Three reasons to focus on recognition when the money’s tight in a recession:
1. Money is not a primary motivator:
When I wrote my first book ‘Beyond the Boys Club’, I constantly met professional women who, while grateful for a good pay package, talked about the other things that drove them. This is important to remember as we enter what feels like a recession. No matter which male-dominated field in which they operated, most found deeper meaning in their work.
Their work directly helped others, even initially just their colleagues. But it helped address a curious gap they’d had in their knowledge or gave them a sense of satisfaction in accomplishment.
What initially drew you to the field that you are still passionate about?
2. The stimulation of money alone reduces over time:
I often ask professional women in male-dominated fields about their proudest moments.

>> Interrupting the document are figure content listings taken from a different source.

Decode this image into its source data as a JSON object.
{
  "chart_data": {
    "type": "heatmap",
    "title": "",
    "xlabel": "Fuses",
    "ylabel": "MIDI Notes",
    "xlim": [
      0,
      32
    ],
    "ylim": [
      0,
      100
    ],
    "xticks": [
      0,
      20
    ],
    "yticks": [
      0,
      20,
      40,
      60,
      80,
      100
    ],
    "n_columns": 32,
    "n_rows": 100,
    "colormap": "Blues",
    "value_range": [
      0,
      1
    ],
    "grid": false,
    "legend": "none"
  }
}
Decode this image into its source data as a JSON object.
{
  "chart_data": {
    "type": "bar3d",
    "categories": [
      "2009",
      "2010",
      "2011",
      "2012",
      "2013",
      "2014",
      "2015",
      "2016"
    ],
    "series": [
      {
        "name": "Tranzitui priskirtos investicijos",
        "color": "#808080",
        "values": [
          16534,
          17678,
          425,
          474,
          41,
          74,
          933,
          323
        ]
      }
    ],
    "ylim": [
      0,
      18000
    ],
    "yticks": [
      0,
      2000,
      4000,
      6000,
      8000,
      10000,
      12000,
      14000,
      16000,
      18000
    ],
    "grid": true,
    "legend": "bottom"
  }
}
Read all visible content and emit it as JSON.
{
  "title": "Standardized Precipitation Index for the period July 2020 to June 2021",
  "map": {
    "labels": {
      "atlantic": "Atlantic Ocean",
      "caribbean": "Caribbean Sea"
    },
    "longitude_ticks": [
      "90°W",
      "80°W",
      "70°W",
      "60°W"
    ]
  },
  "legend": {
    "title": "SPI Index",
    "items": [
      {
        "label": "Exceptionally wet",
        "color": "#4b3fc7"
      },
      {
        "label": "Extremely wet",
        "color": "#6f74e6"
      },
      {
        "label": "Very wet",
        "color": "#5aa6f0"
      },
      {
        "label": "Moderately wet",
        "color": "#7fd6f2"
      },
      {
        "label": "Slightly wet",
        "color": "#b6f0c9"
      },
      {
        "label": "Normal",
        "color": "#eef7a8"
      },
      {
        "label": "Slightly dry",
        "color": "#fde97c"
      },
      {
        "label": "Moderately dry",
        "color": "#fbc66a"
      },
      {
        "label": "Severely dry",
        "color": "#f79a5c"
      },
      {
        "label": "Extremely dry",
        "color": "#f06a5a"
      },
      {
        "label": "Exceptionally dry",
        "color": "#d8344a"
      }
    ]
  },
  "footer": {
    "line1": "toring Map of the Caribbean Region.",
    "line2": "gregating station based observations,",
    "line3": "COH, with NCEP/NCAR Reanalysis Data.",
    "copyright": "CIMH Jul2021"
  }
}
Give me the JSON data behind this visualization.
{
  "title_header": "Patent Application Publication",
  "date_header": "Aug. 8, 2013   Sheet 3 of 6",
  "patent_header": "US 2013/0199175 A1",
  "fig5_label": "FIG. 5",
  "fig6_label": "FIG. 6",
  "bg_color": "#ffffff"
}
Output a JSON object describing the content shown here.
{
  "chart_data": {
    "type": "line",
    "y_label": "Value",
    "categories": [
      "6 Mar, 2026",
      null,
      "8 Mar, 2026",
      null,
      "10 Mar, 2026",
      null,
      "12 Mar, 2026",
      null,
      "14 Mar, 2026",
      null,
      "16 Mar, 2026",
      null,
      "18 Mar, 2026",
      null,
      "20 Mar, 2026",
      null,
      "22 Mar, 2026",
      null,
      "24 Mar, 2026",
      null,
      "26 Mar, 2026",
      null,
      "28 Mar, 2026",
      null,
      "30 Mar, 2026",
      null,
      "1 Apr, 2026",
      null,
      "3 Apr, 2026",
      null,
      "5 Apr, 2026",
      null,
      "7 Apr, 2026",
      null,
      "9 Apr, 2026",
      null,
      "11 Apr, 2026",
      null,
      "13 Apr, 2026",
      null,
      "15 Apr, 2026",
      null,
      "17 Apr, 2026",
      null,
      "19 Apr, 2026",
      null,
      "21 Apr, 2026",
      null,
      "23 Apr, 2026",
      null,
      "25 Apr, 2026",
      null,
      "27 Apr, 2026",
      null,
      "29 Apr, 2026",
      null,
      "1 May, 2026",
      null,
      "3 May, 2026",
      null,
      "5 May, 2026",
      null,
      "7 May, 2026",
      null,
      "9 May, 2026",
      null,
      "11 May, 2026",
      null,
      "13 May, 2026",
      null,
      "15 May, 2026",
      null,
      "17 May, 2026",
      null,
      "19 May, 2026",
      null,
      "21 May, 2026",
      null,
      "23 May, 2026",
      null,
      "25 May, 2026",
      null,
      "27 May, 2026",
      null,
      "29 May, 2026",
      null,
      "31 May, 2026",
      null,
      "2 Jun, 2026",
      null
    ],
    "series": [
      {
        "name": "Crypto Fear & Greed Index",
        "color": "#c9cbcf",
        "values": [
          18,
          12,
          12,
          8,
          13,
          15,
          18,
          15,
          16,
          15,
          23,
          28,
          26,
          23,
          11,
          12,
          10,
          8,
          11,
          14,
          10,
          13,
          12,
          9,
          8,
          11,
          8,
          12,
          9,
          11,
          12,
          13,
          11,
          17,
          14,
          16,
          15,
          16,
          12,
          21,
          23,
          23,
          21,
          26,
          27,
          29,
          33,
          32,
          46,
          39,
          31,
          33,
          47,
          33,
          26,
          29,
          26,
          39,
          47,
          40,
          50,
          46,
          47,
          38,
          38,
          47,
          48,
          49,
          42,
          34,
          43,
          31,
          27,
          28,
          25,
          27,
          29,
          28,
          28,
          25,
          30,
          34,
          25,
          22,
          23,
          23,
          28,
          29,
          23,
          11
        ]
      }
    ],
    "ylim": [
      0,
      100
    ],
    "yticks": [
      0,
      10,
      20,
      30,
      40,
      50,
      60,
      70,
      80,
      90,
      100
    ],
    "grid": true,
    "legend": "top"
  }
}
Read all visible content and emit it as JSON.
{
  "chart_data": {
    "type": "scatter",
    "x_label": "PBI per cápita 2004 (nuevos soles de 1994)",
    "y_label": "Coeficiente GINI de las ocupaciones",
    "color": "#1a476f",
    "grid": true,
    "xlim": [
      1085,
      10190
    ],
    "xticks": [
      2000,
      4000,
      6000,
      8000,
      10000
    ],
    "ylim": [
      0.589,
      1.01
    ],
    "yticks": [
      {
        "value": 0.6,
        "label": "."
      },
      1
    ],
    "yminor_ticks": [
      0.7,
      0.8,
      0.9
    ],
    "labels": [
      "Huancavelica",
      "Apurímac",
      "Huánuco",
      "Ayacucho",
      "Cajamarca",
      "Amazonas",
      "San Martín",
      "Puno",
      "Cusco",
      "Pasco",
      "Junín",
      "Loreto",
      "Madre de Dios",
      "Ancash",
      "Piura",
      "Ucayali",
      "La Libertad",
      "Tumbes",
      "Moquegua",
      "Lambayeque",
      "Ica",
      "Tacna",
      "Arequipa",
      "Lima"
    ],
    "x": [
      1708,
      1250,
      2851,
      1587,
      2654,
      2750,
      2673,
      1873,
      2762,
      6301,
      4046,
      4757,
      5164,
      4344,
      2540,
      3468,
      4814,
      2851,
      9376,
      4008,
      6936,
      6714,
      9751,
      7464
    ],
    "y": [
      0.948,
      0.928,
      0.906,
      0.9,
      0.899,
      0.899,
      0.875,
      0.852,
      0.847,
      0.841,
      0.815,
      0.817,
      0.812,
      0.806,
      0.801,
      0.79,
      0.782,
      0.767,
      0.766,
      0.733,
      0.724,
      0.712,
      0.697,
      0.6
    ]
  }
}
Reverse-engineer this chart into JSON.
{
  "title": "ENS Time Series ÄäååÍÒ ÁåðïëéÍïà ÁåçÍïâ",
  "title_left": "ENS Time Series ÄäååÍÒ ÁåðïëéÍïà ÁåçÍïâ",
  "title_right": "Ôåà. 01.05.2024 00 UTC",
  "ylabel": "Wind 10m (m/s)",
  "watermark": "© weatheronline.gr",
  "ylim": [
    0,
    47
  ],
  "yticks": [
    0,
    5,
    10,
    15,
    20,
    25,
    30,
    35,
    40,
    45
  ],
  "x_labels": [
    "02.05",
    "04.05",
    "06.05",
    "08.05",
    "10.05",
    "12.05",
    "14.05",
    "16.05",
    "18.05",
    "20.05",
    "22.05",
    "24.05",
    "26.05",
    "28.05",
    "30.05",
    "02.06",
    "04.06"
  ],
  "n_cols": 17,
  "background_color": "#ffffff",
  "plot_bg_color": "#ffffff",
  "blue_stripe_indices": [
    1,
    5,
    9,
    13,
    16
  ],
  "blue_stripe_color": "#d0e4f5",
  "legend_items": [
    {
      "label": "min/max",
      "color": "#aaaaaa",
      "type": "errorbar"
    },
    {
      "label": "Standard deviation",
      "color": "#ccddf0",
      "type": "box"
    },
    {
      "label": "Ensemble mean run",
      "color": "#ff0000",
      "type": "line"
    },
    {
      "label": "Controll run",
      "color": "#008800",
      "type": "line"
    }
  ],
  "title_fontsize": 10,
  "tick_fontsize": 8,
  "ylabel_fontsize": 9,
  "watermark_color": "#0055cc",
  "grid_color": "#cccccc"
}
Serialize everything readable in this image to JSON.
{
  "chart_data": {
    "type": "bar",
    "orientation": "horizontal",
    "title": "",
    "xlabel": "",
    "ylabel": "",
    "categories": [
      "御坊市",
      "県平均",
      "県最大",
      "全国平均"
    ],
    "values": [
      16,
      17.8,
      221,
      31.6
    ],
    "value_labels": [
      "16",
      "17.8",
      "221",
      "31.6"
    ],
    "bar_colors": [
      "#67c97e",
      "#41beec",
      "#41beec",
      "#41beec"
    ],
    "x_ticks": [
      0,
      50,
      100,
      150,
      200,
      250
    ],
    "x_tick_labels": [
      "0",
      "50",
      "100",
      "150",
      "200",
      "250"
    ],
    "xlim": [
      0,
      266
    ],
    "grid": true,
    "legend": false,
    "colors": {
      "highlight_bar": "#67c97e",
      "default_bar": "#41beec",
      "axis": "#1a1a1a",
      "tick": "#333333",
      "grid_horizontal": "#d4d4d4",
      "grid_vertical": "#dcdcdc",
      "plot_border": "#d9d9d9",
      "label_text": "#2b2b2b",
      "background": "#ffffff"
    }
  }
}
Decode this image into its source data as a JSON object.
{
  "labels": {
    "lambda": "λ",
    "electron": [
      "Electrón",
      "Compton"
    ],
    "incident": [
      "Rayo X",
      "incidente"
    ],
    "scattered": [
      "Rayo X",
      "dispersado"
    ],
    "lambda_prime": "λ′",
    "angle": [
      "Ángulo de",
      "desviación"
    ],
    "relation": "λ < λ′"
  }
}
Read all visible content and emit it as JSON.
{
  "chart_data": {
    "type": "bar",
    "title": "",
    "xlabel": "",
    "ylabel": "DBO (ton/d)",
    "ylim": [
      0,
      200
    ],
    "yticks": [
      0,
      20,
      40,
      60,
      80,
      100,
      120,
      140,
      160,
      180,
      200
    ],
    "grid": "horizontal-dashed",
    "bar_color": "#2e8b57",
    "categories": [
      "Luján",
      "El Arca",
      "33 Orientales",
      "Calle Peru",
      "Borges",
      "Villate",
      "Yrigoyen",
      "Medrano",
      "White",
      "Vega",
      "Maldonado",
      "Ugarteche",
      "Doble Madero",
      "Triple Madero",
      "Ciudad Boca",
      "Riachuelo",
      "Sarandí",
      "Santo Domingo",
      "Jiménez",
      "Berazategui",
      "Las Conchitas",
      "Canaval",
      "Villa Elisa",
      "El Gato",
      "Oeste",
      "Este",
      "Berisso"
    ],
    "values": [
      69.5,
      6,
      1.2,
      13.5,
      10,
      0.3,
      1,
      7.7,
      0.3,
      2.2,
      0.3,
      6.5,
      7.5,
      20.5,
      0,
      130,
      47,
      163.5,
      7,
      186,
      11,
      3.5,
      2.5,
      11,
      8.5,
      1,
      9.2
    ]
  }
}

I’ve yet to hear a woman talk of a pay rise or an unexpected bonus. This is vital as they are rarely handed out during a recession. Most talk about how much more they’ve gotten out of the recognition they receive, either via pro-bono work, outreach work in their field or supporting colleagues.
Indeed, a study of professionals described in Harvard Business Review found that of professionals working at least 60 hours per week; in ‘extreme jobs’, financial compensation was much less motivating for women than it was for their male colleagues.
Rather, it was the intellectually stimulating and challenging aspects of their work that these women, like my coaching clients, loved. That’s that encouraged them to devote long hours to their roles. Indeed, while there were fewer women in these extreme jobs, it wasn’t due to lack of interest.
Women cited their disproportionate familial responsibilities as the main hurdle to giving even more to the work they loved.
What type of recognition is most validating to me?
3. Ensure others see your impact before future offers are on the table :
Use the economic downturn or a recession to take a note of all your responsibilities. That shouldn’t be hard. The same study above found that women were much less likely to take jobs that were time-demanding but without a great deal of responsibility or personal satisfaction.
By contrast, men were more tolerant of such long hours and low-impact roles if their compensation was great enough. Ensure that you are record-keeping your areas of responsibility – even the ones you aren’t getting paid for.
The extra things you have historically done around the office. Even if you are paid for them – these could be added to the ‘skills’ section of your CV. For example, mentoring, a role routinely done by women could be described on your resume as ‘liaising with and supporting junior staff and cross-departmental colleagues.’
How could I highlight even my unpaid skills better so that others notice my achievements?